Emotionally, the book doesn’t aim to overwhelm. Instead, it gently slows you down. There were moments when I caught myself rereading a line, not because it was profound in a quotable way, but because it quietly named something I’d been doing on autopilot. Those pauses — those small internal nods — became the real reward.

 

That said, this is not a book for the know-it-all mindset. If you’re hunting for earth-shattering revelations or radical frameworks, you might feel underwhelmed. The habits here are familiar. The magic lies not in novelty, but in consistency and clarity. For some readers, that may feel too soft. For others — especially those tired of being shouted at by productivity culture — it will feel like relief.

 

One strength worth highlighting is how humane the book feels. Ashdin doesn’t position himself as a guru on a pedestal. He feels like a fellow traveller — a few steps ahead, waving back, saying, “This worked for me.
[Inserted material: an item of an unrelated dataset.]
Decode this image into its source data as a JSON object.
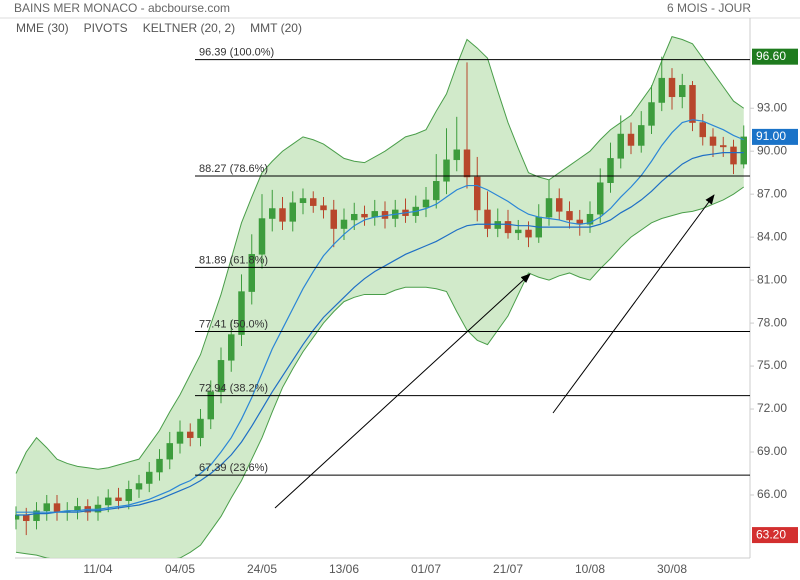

Try it if you like.” The inclusion of fun, reflective prompts reinforces this sense of companionship rather than instruction.

 

As I closed the book, I didn’t feel transformed. I felt steadier. And that, perhaps, is its quiet triumph. In a world obsessed with dramatic change, One Habit a Day reminds us that real transformation often happens in whispers — in the habits we repeat when no one is watching.

 

If you’re open to exploring yourself, to becoming a slightly better version of who you already are, this book might just sit beside you like a patient friend. No pressure. No hype. Just one habit today. And maybe another tomorrow.